Bahu Bakoh
Seorang anak kecil berjalan pelan menunduk sepulang sekolah. Bukan mencari receh yang mungkin jatuh tapi, dia hanya berhati-hati kalau-kalau sepatu yang dipakainya terbuka makin lebar di bagian depannya. Sepatu yang sudah seperti mulut buaya yang sedang berjemur itu masih saja dipakai si bocah karena memang dia tidak memiliki sepatu lain lagi sebagai gantinya.
Teriknya matahari siang ini menambah dahaga si bocil, tatapannya makin sayu saat melihat penjual es dawet yang sedang dikerubungi para fansnya yang kehausan butuh kesejukan pada tenggorakan mereka.
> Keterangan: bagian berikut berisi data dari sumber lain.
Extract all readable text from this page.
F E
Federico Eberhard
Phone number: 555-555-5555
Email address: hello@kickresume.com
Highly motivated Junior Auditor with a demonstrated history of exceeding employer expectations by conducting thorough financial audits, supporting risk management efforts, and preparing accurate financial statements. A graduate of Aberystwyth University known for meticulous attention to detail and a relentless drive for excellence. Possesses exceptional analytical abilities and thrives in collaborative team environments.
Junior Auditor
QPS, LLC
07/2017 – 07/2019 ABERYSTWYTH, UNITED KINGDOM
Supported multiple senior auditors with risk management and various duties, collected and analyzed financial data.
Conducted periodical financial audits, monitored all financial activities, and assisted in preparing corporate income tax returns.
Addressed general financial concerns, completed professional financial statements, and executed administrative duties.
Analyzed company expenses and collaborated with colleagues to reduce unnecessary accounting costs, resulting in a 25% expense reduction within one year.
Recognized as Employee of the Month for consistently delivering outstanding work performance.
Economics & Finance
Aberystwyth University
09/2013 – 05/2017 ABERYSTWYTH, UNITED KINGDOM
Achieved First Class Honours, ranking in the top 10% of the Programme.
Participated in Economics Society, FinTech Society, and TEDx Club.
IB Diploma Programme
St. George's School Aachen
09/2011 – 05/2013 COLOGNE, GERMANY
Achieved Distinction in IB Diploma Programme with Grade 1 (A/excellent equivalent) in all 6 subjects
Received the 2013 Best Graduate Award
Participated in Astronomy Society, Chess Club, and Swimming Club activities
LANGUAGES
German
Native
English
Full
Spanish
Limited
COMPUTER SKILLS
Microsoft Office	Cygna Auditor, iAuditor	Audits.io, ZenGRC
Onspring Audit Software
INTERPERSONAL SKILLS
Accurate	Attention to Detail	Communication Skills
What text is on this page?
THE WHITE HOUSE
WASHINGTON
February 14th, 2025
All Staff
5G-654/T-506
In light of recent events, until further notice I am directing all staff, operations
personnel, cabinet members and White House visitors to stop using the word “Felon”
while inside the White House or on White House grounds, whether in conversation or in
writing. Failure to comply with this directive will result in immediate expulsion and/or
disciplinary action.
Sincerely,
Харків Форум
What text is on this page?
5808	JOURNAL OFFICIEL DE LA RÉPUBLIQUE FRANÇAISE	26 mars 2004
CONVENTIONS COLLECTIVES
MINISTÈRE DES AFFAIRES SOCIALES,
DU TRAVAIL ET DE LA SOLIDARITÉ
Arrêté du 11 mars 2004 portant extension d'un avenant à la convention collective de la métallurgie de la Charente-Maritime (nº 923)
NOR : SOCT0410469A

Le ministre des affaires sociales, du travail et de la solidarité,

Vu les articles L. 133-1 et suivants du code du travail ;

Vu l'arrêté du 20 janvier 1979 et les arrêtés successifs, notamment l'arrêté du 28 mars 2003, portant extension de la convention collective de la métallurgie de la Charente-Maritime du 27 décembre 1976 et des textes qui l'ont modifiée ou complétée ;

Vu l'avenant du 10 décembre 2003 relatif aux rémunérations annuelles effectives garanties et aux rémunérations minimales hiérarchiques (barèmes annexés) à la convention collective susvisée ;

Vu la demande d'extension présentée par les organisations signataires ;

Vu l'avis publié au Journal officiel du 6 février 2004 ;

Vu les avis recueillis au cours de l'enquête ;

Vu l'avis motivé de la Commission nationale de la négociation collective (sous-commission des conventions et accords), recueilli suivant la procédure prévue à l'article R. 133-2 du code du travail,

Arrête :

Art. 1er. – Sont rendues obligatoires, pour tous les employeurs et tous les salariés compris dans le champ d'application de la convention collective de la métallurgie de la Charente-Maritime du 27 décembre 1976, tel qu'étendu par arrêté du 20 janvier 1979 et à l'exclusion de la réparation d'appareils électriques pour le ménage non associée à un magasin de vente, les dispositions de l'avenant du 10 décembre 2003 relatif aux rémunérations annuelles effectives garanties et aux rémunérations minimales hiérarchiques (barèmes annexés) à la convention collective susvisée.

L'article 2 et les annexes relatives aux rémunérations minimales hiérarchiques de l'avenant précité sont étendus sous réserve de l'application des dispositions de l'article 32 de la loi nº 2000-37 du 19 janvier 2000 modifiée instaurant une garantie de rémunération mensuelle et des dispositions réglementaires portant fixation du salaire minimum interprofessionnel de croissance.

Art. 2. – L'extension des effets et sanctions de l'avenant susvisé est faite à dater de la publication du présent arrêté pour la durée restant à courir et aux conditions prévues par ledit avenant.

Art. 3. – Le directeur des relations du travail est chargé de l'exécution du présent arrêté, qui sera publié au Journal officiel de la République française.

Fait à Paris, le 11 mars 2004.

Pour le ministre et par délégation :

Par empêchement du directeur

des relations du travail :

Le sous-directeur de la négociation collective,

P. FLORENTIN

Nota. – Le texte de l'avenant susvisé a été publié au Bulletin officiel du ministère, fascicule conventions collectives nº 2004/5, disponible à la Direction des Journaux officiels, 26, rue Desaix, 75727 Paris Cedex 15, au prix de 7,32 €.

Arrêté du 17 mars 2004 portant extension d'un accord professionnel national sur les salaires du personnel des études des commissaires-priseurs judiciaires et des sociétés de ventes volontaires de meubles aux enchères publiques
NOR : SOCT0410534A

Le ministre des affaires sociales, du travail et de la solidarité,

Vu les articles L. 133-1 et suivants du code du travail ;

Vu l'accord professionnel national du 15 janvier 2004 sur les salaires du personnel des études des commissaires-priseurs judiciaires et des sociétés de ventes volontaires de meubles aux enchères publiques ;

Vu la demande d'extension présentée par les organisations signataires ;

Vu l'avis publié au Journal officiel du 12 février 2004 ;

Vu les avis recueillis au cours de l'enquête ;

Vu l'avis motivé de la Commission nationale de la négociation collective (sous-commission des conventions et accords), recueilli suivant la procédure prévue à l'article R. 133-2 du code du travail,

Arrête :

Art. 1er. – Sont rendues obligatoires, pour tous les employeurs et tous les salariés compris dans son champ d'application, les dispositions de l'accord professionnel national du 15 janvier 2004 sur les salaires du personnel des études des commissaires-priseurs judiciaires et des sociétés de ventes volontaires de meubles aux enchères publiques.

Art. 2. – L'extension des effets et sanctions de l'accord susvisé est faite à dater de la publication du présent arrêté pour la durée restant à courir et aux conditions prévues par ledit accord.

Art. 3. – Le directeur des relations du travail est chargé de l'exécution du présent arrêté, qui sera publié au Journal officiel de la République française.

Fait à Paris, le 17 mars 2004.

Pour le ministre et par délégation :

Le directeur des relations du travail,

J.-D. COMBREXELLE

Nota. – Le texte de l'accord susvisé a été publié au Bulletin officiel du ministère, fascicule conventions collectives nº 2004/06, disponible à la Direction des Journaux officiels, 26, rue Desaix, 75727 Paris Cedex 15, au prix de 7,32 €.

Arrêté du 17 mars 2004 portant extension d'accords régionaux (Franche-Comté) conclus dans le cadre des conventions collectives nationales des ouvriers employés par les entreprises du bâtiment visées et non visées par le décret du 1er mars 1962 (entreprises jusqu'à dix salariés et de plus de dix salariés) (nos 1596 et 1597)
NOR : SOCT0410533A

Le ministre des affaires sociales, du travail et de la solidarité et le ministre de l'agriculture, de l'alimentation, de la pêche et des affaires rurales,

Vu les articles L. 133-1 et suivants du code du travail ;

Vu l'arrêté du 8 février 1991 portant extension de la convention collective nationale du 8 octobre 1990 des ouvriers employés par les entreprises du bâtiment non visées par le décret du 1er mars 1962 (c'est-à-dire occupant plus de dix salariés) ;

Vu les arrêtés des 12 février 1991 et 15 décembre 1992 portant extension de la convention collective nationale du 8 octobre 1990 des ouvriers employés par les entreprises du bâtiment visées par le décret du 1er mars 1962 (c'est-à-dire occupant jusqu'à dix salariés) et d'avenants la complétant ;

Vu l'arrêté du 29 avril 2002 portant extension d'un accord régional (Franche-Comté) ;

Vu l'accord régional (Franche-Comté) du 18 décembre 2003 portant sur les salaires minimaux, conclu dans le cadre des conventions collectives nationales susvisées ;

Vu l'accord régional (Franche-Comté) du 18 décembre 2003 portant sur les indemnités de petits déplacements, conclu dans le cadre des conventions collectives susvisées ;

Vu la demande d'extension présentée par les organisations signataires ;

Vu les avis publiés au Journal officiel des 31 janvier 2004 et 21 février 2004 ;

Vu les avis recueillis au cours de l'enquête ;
Diah Ayu, nama bocah yang sekarang membuka tas selempang nya. Mencari botol air mineral yang dia pakai sebagai wadah air minumnya. Masih ada sedikit air. Dia meneguk air itu sambil membayangkan sedang menikmati es dawet yang manis dingin di setiap tegukan nya.
"Yu Ayu.. Kamu pulang bareng aku aja yuk!" Ajak Dinda, teman sekelas Ayu yang sedang dibonceng ibunya dengan motor matic.
Rumah mereka berdekatan, itu sebabnya Dinda menawarinya tumpangan. Tadinya Ayu, panggilan bocah delapan tahun itu, bersemangat ingin pulang bersama Dinda. Tapi akhirnya, Ayu menggeleng pelan saat melihat wajah ibu Dinda yang merengut menunjukkan ketidaksukaan yang nampak nyata.
Mata ibu Dinda bahkan melotot mengisyaratkan agar Ayu tak mendekati motornya yang masih menyala.
"Din, habis ini mama mau ambil belanjaan di kios koh Al lho. Belanjaan mama banyak! Mau ditaruh di mana belanjaan mama kalau kamu ngajak dia segala." Kata ibunya Dinda judes.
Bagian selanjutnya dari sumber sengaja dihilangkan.